Tuesday, December 24, 2024

The Man Who Could Not Remain Silent

Čovjek koji nije mogao šutjeti; historical drama short, Croatia / France / Slovenia / Bulgaria, 2024; D: Nebojša Slijepčević, S: Goran Bogdan, Alexis Manenti, Martin Kuhar, Dragan Mićanović

Štrpci, Bosnia, 1 9 9 3. A train from Serbia stops unexpectedly at the site, and a Serb paramilitary enters and asks for everyone for their identity documents. A man in the train compartment obliges and remains silent when a paramilitary soldier asks a young lad without documents if he is a Bosniak. Just then another passanger, Tomo Buzov, a retired officer, intervenes and orders the young lad to remain seated, while he stands up and is taken away by the paramilitary and other Bosniak passangers out on the field. The train then continues its journey.
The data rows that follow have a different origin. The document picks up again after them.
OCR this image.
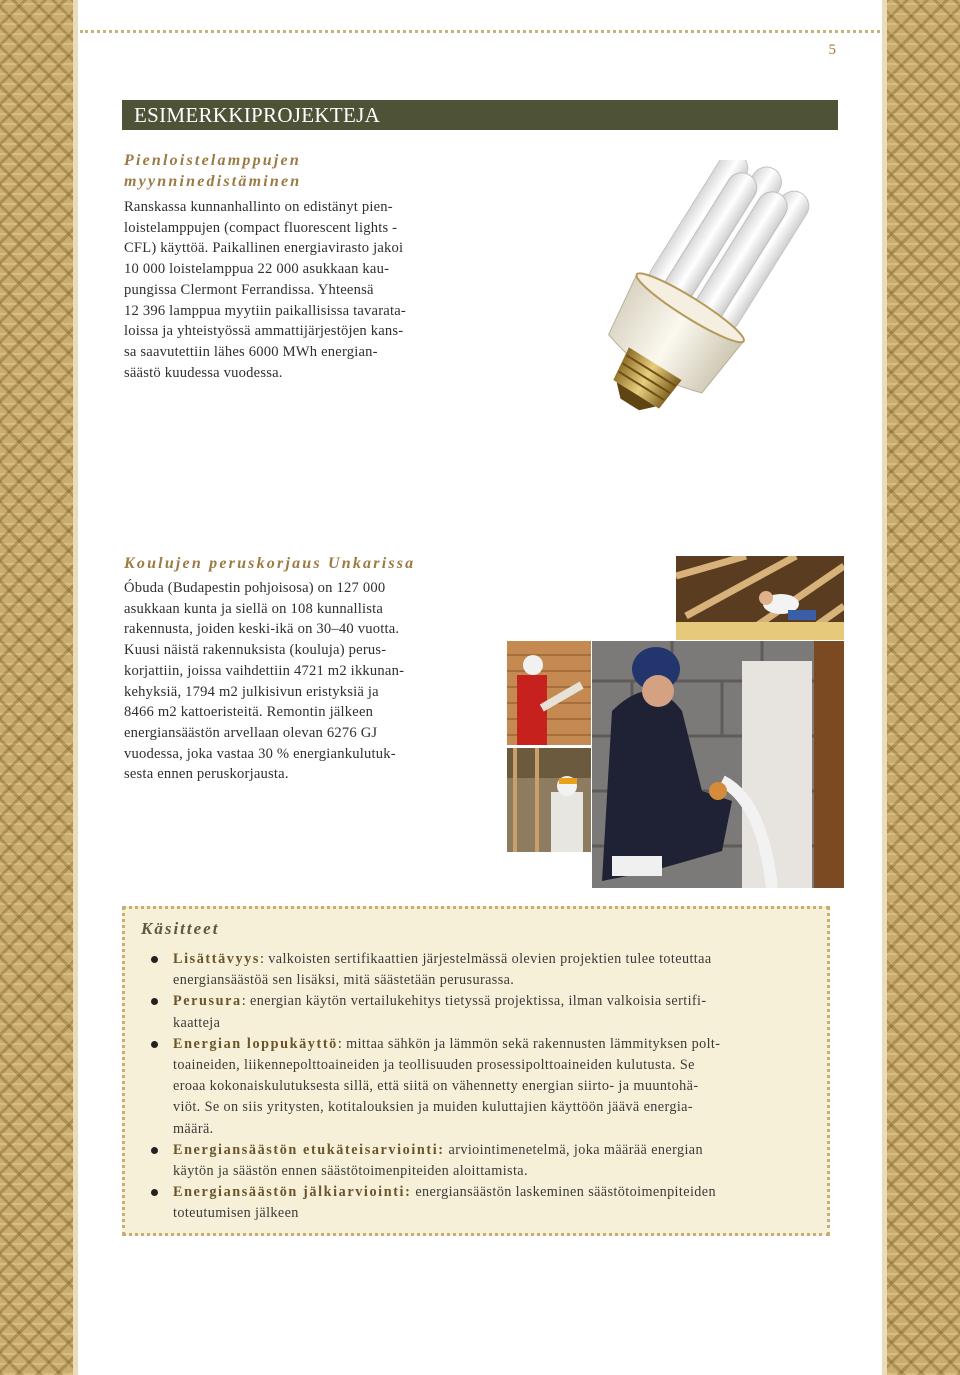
5
ESIMERKKIPROJEKTEJA
Pienloistelamppujen
myynninedistäminen
Ranskassa kunnanhallinto on edistänyt pien-
loistelamppujen (compact fluorescent lights -
CFL) käyttöä. Paikallinen energiavirasto jakoi
10 000 loistelamppua 22 000 asukkaan kau-
pungissa Clermont Ferrandissa. Yhteensä
12 396 lamppua myytiin paikallisissa tavarata-
loissa ja yhteistyössä ammattijärjestöjen kans-
sa saavutettiin lähes 6000 MWh energian-
säästö kuudessa vuodessa.
Koulujen peruskorjaus Unkarissa
Óbuda (Budapestin pohjoisosa) on 127 000
asukkaan kunta ja siellä on 108 kunnallista
rakennusta, joiden keski-ikä on 30–40 vuotta.
Kuusi näistä rakennuksista (kouluja) perus-
korjattiin, joissa vaihdettiin 4721 m2 ikkunan-
kehyksiä, 1794 m2 julkisivun eristyksiä ja
8466 m2 kattoeristeitä. Remontin jälkeen
energiansäästön arvellaan olevan 6276 GJ
vuodessa, joka vastaa 30 % energiankulutuk-
sesta ennen peruskorjausta.
Käsitteet
Lisättävyys: valkoisten sertifikaattien järjestelmässä olevien projektien tulee toteuttaa
energiansäästöä sen lisäksi, mitä säästetään perusurassa.
Perusura: energian käytön vertailukehitys tietyssä projektissa, ilman valkoisia sertifi-
kaatteja
Energian loppukäyttö: mittaa sähkön ja lämmön sekä rakennusten lämmityksen polt-
toaineiden, liikennepolttoaineiden ja teollisuuden prosessipolttoaineiden kulutusta. Se
eroaa kokonaiskulutuksesta sillä, että siitä on vähennetty energian siirto- ja muuntohä-
viöt. Se on siis yritysten, kotitalouksien ja muiden kuluttajien käyttöön jäävä energia-
määrä.
Energiansäästön etukäteisarviointi: arviointimenetelmä, joka määrää energian
käytön ja säästön ennen säästötoimenpiteiden aloittamista.
Energiansäästön jälkiarviointi: energiansäästön laskeminen säästötoimenpiteiden
toteutumisen jälkeen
The first film adaptation about the Štrpci massacre, Nebojsa Slijepcevic's short film "The Man Who Could Not Remain Silent" unravels like a modern contemplation about passivity and integrity when faced with a crisis situation, as well as the 'bystander apathy effect'. A concise, quality and minimalist film that starts off with a train stopping unexpectedly, and a man (Goran Bogdan) observing through the window what is happening—everything is only hinted at (a paramilitary unit boards the train and asks passangers for documents; military trucks seen through the window), but the suspense is subtly growing, and the build-up is exquisite, since everything is clear. The paramilitary soldier asks the protagonist: "What do you celebrate?" When the man replies with "6 May", the soldier let's him off the hook, since it is the Serb-Orthodox holiday of Đurđevdan (Saint George's Day, as opposed to the Catholics who celebrate it on 23 April), but then starts harassing a young lad without any documents. And then the real hero stands up, Tomo Buzov (excellent Dragan Micanovic), who protests and defends the lad: "I'm a retired officer. What kind of an army are you supposed to be? You just remain seated!"—his idealistic stance and act of kindness, almost as some sort of a knight, is magnificent and offers that forgotten awe from the power of heroism. However, Slijepcevic made a strategic error by not depicting neither the execution of these passangers nor the sound of shooting. Instead, the train just resumes its trip, the man from the beginning smokes a cigarette, the end. Ultimately, at 13 minutes, the movie is too short for such a topic, and is missing the second half, the murder. Another flaw is that Tomo is the supporting character in his own story, which feels somewhat unbalanced and with undue weight.